Articles
Making the Best of the Mess We’re In
When God created this beautiful earth that would be our home He surveyed all He had made and pronounced it very good!
It was an ideal world, a place of perfect order and peace. All was well—until the first pair decided to do it their way instead of what their loving Creator had told them.. At that decisive moment our world became deeply infected, and it hasn’t been the same ever since.
If only those made in God’s image had been willing to follow their Maker’s plan, we would know no war, nor crime, nor broken homes—nor the thousand other ills that have invaded God’s once-perfect world.
But invade it they did—and with a vengeance. We can only imagine what an ideal world would be like. In the meantime we must deal with the very flawed one we have.

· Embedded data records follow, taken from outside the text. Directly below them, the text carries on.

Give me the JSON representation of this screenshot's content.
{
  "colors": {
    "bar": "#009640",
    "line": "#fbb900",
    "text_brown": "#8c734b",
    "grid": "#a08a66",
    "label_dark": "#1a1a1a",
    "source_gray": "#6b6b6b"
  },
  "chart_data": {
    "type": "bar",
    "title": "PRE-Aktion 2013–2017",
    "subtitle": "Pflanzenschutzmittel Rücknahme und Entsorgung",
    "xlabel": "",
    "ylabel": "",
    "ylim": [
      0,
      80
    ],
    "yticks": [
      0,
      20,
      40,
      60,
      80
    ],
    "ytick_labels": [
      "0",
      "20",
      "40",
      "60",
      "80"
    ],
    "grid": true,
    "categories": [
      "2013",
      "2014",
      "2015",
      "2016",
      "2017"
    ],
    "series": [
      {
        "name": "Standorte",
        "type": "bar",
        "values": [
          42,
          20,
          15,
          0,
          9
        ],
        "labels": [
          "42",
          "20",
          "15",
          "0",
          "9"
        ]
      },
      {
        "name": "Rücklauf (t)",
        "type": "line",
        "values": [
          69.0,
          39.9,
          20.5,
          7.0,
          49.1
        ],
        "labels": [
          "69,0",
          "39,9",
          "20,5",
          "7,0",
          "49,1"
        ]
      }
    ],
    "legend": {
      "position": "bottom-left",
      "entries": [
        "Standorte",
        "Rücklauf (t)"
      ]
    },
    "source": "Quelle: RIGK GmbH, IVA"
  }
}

What is so remarkable about all this is that we’re not the only ones who are having to put up with a sin-cursed earth. God has been doing it from Eden onward.

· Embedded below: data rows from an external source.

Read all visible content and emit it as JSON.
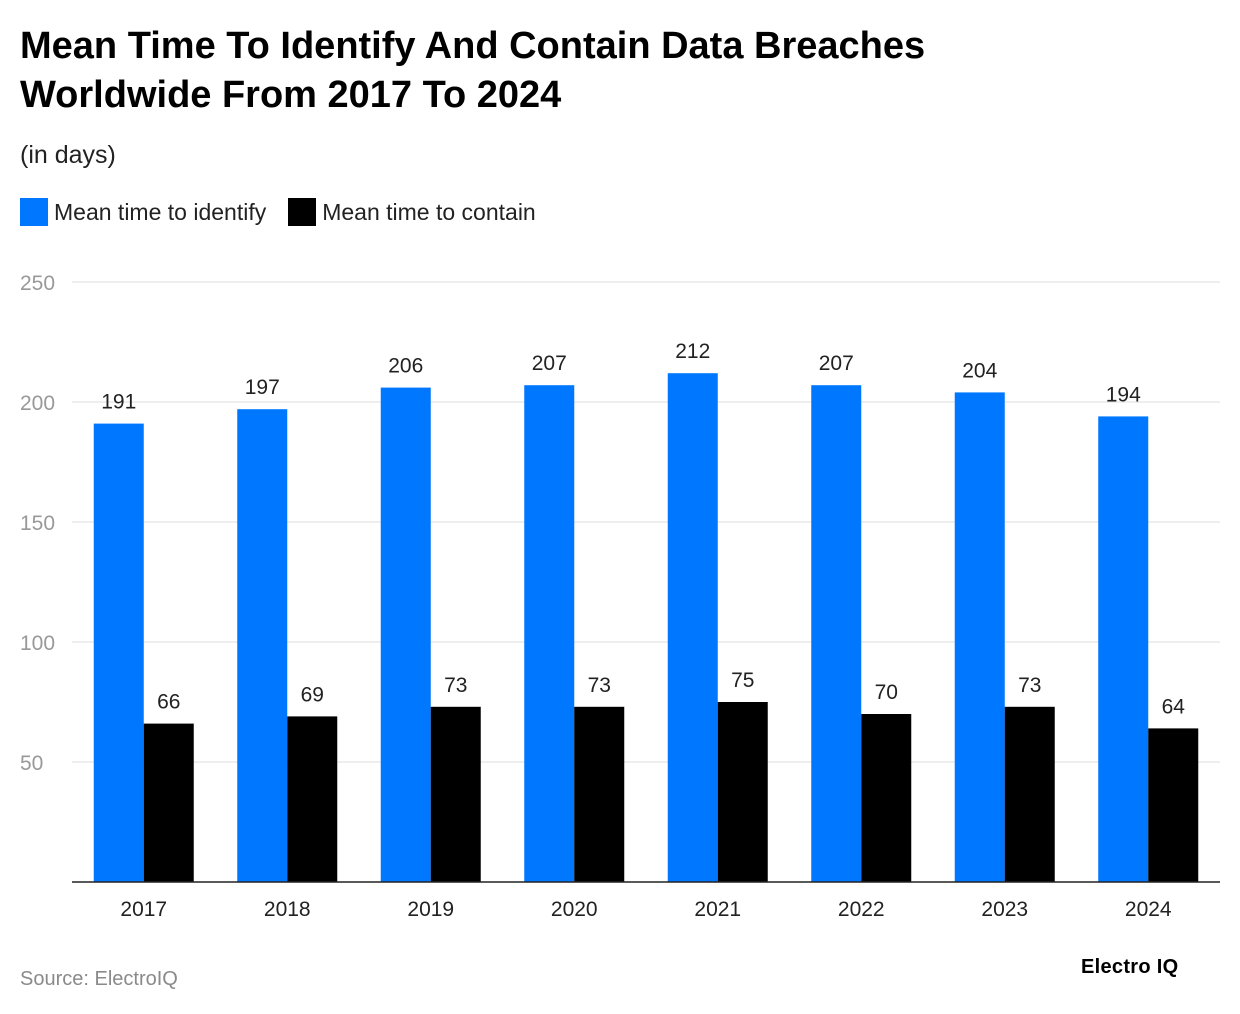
{
  "title": "Mean Time To Identify And Contain Data Breaches Worldwide From 2017 To 2024",
  "subtitle": "(in days)",
  "source": "Source: ElectroIQ",
  "brand": "Electro IQ",
  "colors": {
    "identify": "#0077ff",
    "contain": "#000000",
    "grid": "#dddddd",
    "axis_text": "#999999"
  },
  "chart_data": {
    "type": "bar",
    "categories": [
      "2017",
      "2018",
      "2019",
      "2020",
      "2021",
      "2022",
      "2023",
      "2024"
    ],
    "series": [
      {
        "name": "Mean time to identify",
        "values": [
          191,
          197,
          206,
          207,
          212,
          207,
          204,
          194
        ]
      },
      {
        "name": "Mean time to contain",
        "values": [
          66,
          69,
          73,
          73,
          75,
          70,
          73,
          64
        ]
      }
    ],
    "yticks": [
      50,
      100,
      150,
      200,
      250
    ],
    "ylim": [
      0,
      250
    ],
    "title": "Mean Time To Identify And Contain Data Breaches Worldwide From 2017 To 2024",
    "ylabel": "(in days)",
    "xlabel": "",
    "legend": "top-left"
  }
}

And He has been doing far more than merely enduring. He actually sent His Son down here—down from heavenly glory into earthly grime.

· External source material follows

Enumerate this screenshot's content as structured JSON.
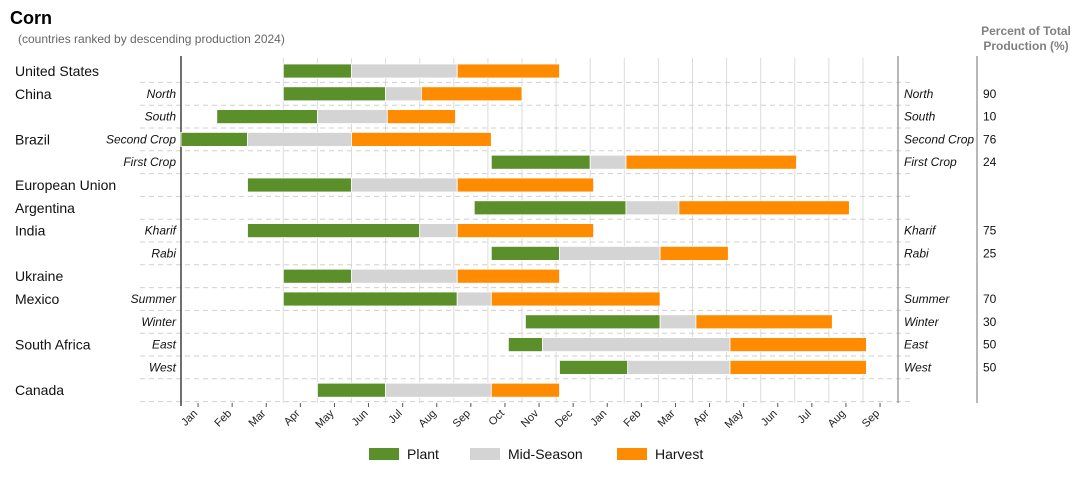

For a third of a century He was surrounded by the squalor, pettiness, meanness, and general messiness of human life.
Nor did Jesus come here merely to observe. He came to do something about it.
But, oh, how it cost Him! Yet even after suffering an execution worthy of a criminal, He still refused to give up on us. Even after being so violently rejected He sent out a message of reconciliation and redemption, starting in the very city that had cast Him out!
Think of it! We have a God who loves us enough to be patient with our slowness to grow, our hesitance to believe His great promises, and our reluctance to let go of our own selfish ways.
And here’s the point: if a perfect God has been so willing to deal with us in our far-from-perfect condition, can’t we, so flawed ourselves, be a little more patient with the imperfections we see in others—especially at home and in God’s family, the church?